Narakkal  a village in the Vypin area situated in Ernakulam district in the Indian state of Kerala.

Demographics
Narakkal is situated at the center of Vypeen island.

Here is some general information about the demographics of Narakkal:

Narakkal is a village located in the Vypin area of Ernakulam district in the southern state of Kerala, India. According to the 2011 Census of India, Narakkal had a population of 33,030 people, with a male population of 15,735 and a female population of 17,295.

The literacy rate of Narakkal is higher than the national average, with a literacy rate of 96.36% (as of 2011). The majority of the population speaks Malayalam, which is the official language of Kerala, and some people also speak English and Hindi.

Narakkal has a mixed population of people from various religious backgrounds. The majority of the population is Hindu, followed by Muslims and Christians.
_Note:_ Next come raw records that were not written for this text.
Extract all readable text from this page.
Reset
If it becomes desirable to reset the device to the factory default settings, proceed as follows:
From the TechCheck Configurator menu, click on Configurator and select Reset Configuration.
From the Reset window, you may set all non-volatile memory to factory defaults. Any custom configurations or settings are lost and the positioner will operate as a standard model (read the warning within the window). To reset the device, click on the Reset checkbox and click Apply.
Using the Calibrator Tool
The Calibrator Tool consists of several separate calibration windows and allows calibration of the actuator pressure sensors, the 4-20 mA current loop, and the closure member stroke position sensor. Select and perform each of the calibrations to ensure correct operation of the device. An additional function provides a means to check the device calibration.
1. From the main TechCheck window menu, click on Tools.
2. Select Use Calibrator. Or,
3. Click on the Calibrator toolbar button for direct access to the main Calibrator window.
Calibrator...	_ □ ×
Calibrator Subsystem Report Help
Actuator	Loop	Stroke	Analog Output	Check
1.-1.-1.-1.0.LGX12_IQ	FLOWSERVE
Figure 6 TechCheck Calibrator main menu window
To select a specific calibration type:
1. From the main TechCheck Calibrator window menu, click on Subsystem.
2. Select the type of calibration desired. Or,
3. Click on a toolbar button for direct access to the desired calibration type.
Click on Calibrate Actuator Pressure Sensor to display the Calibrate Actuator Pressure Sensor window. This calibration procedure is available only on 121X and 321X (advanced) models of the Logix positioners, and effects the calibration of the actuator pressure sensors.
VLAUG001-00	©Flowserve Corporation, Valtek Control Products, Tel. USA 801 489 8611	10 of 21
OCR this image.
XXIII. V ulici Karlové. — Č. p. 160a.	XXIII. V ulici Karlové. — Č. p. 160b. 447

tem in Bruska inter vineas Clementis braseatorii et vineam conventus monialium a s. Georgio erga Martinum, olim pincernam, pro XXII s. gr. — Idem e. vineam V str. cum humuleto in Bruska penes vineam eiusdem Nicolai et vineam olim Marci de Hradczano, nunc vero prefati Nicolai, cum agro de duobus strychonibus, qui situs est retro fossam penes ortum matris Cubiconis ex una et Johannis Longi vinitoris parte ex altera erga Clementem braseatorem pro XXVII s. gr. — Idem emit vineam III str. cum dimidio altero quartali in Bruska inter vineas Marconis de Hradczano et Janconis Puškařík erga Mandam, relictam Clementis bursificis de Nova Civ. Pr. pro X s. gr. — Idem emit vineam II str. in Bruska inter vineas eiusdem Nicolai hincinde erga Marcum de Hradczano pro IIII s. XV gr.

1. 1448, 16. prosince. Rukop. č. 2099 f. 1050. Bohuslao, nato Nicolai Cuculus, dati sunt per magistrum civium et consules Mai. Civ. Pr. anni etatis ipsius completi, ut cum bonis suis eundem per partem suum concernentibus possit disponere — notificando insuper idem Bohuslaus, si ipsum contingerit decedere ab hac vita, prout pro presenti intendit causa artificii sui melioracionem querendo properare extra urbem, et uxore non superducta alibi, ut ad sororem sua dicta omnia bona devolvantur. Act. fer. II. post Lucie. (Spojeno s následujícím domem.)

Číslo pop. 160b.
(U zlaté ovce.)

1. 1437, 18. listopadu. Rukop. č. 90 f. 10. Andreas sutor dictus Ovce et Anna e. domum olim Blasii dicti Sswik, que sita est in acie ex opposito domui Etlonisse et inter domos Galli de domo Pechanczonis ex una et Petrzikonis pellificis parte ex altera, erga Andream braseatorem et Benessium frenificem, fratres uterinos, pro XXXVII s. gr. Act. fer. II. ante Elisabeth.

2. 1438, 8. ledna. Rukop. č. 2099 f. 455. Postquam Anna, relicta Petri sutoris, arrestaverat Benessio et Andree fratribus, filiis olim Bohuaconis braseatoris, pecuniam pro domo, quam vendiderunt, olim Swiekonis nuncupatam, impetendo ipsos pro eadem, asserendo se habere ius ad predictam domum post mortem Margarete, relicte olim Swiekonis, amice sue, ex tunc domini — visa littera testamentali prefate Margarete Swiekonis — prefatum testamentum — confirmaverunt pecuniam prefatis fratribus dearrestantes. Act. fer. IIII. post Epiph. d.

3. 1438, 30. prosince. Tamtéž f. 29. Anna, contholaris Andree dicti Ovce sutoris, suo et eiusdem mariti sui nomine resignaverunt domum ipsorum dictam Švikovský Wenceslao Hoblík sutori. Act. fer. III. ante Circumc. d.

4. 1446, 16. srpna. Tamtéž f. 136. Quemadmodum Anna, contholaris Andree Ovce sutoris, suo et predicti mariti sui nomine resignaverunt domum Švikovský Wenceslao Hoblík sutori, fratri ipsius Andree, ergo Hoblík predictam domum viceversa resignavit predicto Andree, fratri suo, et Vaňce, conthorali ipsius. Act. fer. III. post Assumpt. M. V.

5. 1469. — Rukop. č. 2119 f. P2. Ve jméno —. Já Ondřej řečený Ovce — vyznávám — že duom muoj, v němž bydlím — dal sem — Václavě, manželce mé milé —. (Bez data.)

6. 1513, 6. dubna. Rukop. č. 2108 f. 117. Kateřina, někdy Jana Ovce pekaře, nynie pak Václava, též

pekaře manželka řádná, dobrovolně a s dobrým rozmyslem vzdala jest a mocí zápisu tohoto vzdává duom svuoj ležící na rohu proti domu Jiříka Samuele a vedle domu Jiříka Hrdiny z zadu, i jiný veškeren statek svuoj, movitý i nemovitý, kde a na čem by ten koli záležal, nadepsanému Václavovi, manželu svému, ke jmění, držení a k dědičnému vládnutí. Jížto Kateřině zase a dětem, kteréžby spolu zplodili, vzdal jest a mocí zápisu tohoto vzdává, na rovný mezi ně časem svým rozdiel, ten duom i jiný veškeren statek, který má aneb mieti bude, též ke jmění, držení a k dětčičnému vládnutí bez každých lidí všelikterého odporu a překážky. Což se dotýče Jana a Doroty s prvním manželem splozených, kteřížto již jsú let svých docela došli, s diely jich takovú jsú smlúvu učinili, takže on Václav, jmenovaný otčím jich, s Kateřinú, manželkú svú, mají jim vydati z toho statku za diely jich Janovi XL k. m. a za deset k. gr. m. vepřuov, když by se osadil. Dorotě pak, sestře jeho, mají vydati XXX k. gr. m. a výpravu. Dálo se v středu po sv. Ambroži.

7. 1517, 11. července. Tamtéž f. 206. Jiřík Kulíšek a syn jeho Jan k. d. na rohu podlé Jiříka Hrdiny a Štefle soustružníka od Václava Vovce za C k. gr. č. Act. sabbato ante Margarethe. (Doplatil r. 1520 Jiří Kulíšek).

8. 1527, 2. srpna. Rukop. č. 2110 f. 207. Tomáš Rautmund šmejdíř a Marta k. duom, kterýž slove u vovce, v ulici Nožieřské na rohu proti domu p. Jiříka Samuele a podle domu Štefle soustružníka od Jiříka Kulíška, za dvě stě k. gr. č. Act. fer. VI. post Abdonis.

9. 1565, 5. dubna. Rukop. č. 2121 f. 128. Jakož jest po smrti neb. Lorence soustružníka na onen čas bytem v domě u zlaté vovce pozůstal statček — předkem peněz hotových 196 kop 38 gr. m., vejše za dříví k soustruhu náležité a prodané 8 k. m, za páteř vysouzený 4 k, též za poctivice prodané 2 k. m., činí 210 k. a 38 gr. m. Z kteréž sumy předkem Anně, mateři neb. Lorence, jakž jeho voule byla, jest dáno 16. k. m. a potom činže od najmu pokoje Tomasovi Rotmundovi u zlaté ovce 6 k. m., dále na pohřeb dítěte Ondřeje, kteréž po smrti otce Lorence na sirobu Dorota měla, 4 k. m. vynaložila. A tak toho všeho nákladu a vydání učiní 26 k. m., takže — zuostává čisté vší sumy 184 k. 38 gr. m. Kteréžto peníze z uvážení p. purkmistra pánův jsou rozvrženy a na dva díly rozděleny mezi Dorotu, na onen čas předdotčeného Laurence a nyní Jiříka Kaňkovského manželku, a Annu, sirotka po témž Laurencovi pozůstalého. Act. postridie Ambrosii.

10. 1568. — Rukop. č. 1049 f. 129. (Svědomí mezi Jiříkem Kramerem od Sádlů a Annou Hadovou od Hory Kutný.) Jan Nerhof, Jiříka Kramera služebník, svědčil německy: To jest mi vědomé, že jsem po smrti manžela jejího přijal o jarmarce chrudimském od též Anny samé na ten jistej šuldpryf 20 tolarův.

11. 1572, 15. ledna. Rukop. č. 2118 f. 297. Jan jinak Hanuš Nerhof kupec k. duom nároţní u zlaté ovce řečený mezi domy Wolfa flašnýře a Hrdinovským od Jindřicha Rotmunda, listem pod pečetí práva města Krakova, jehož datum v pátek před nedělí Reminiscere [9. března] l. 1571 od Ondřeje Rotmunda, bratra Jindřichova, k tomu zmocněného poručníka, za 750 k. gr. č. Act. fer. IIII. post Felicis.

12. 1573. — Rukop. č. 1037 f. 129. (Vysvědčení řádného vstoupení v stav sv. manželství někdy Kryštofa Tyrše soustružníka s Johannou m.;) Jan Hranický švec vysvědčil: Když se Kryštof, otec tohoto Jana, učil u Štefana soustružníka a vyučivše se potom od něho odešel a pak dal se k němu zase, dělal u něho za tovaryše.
The village is known for its rich cultural heritage and traditional festivals, which are celebrated with great enthusiasm by people of all religions.

The main occupation of the people in Narakkal is fishing, and the village is famous for its fishing industry. However, with the growth of tourism, many people have also started working in the hospitality industry and other related businesses.

Landmarks
 Fish Farm and Aqua Tourism Centre, Vypin
 Narakkal Panchayath
 Village Office
 Police Station
 Kerala State Electricity Board office (KSEB)
 Krishi Bhavan
 Post Office
 Jai Hind Play Ground
 Government Register Office
 Sree Sakthidhara Temple
 Sree Balabhadra Temple
 Govt. Fisheries U.P. School
 Surya Wooden Industry
 Western Jewellery- Jewellers
 Bakers Corner- Dominant Bakers
 St. Mary's Church
 Majestic Talkies

Education
 Little Flower High School
 Marello Public School
 Talent Public School
 GVHSS Narakkal
 St.Joseph Public School

Religion
Some religious people And there are a good percentage of atheists.